Thy Will Be Done

In 2018, I was involved in a car accident. In my peripheral vision, I saw a car speeding toward me as I drove through an intersection. I let go of attachment to what may come next, viscerally feeling in my body the choice to accept whatever the outcome. I felt calm and at peace. The other car smashed into mine, totaling it. I could have physically died in that moment and I was fine with that as a potential outcome. Regardless of the unfolding, I knew all is well; the outcome was not mine to control.

Before this incident, I don't recall ever having experienced such spontaneous surrender and cooperation with What Is. I now know that we have the capacity to align with Divine Order in an instant.

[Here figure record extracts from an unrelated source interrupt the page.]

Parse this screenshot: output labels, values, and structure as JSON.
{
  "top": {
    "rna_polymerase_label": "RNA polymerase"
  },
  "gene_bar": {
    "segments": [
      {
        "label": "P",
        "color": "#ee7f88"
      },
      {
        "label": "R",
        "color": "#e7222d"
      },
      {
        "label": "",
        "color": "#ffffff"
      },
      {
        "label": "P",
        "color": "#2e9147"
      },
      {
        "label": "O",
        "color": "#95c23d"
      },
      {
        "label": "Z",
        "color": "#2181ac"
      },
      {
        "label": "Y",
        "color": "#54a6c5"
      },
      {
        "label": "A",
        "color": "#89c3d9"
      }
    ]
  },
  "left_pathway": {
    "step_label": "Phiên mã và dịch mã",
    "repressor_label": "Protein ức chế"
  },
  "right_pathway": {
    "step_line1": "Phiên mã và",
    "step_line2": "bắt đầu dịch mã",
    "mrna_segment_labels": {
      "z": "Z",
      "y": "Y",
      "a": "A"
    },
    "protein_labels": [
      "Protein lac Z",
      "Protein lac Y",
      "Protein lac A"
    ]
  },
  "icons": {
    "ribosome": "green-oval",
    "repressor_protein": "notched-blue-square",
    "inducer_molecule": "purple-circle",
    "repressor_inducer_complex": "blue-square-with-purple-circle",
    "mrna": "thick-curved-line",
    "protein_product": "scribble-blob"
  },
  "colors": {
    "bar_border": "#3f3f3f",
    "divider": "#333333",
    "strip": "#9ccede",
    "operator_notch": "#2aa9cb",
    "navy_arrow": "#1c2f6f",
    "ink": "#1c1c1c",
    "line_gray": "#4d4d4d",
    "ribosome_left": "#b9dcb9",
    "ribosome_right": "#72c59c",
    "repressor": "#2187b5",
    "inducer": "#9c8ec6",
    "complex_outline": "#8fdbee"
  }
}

It needn't take a car accident to experience the peace of surrender. Life presents us everyday whoopsies and mishaps with which to practice!

One day, I arrived home to find my husband's car in the driveway, blocking access to my parking spot in the garage. I was triggered. When I texted him from the street to let him know my spot was blocked, I received the reply, "On a call. Can you just park on the street?"

Argh. Feelings of indignity and righteousness arose, and a sense of entitlement. "Why should I have to park on the street?"

Ah! An opportunity to realign. The notion that everything is God's and that I don't "own" anything came forward. Also, the idea that there is only giving—giving and receiving are just two sides of the same coin. My inner state shifted. Tension left, buoyancy moved in. A smile formed, even.

I saw in that moment that conditions are conditions and what we make them mean is our choice. I could make the parking situation mean that I am a victim, that I am unworthy, not cared for, etc. I am not choosing those meanings. I am instead focusing on gratitude that I have an amazing car, a supportive husband, the weather is lovely, and that I am taken care of.

If the parking situation was important to be different right now, it would be different, I thought. This is what it is, so it must be okay. All is well. I am held.

An opportunity to surrender. To accept what is. To let go of attachment to outcome. This was not a life-threatening situation, yet, how we show up in everyday moments like this is life-defining.

Like physical exercise builds muscle with repetition, practicing acceptance of Divine Will in everyday events builds an everyday reality of love and peace.

How could I possibly explain the great freedom that comes from realizing to the depth of your being that life knows what it's doing?